Segundo os especialistas, mulheres que tem HIV, crise de herpes genital até 15 dias antes do parto, defeitos na bacia que impedem que o bebê passe, placenta na frente do bebê, além de cardiopatias não poderão ter o filho por parto natural.

Cesárea X parto normal

A ginecologista Inessa Bonomi afirma que o parto normal é o procedimento mais natural para a paciente e é menos dolorido que a cesariana. Além disso, estabelece muito mais rápido o vínculo entre mãe e filho.

“A recuperação do parto normal é muito mais rápida e menos dolorida do que a da cesariana. Além disso, na hora do parto, a mulher produz hormônios que fazem que o corpo se prepare mais rapidamente para a amamentação”.

Segundo Cadidé, o posicionamento da médica e a decisão da Justiça gaúcha servem de exemplo para chamar atenção “para a questão dos extremos”.

“A cesárea é segura e deve ser usada quando realmente for preciso. O médico sempre deve tentar o parto natural. Mas se não der, é possível fazer cesárea, pois esse procedimento já salvou a vida de muita gente. É um método importante que deve ser usado no momento certo e adequado”.

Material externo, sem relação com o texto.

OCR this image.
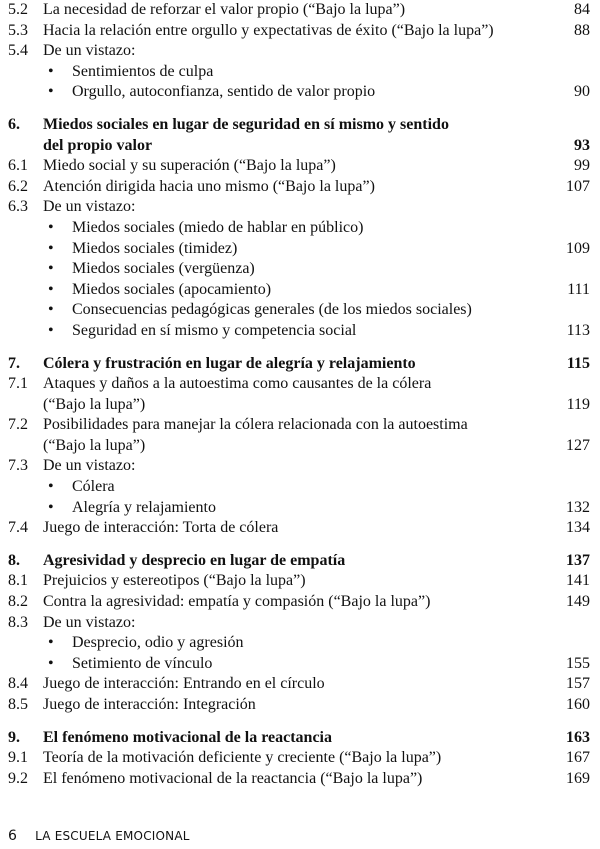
5.2 La necesidad de reforzar el valor propio (“Bajo la lupa”)	84
5.3 Hacia la relación entre orgullo y expectativas de éxito (“Bajo la lupa”)	88
5.4 De un vistazo:
•	Sentimientos de culpa
•	Orgullo, autoconfianza, sentido de valor propio	90
6.	Miedos sociales en lugar de seguridad en sí mismo y sentido
del propio valor	93
6.1 Miedo social y su superación (“Bajo la lupa”)	99
6.2 Atención dirigida hacia uno mismo (“Bajo la lupa”)	107
6.3 De un vistazo:
•	Miedos sociales (miedo de hablar en público)
•	Miedos sociales (timidez)	109
•	Miedos sociales (vergüenza)
•	Miedos sociales (apocamiento)	111
•	Consecuencias pedagógicas generales (de los miedos sociales)
•	Seguridad en sí mismo y competencia social	113
7.	Cólera y frustración en lugar de alegría y relajamiento	115
7.1 Ataques y daños a la autoestima como causantes de la cólera
(“Bajo la lupa”)	119
7.2 Posibilidades para manejar la cólera relacionada con la autoestima
(“Bajo la lupa”)	127
7.3 De un vistazo:
•	Cólera
•	Alegría y relajamiento	132
7.4 Juego de interacción: Torta de cólera	134
8.	Agresividad y desprecio en lugar de empatía	137
8.1 Prejuicios y estereotipos (“Bajo la lupa”)	141
8.2 Contra la agresividad: empatía y compasión (“Bajo la lupa”)	149
8.3 De un vistazo:
•	Desprecio, odio y agresión
•	Setimiento de vínculo	155
8.4 Juego de interacción: Entrando en el círculo	157
8.5 Juego de interacción: Integración	160
9.	El fenómeno motivacional de la reactancia	163
9.1 Teoría de la motivación deficiente y creciente (“Bajo la lupa”)	167
9.2 El fenómeno motivacional de la reactancia (“Bajo la lupa”)	169
6 LA ESCUELA EMOCIONAL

Para Barbara, a atitude da médica do RS “foi corajosa” e com intenção de proteger “duas vidas”.

“Em casos de a paciente estar ciente que é arriscado o parto normal, mas se recusar a fazer, o médico anota no prontuário e a escolha dela é livre. Como médica, eu não posso prender a pessoa para fazer algo que ela não quer”.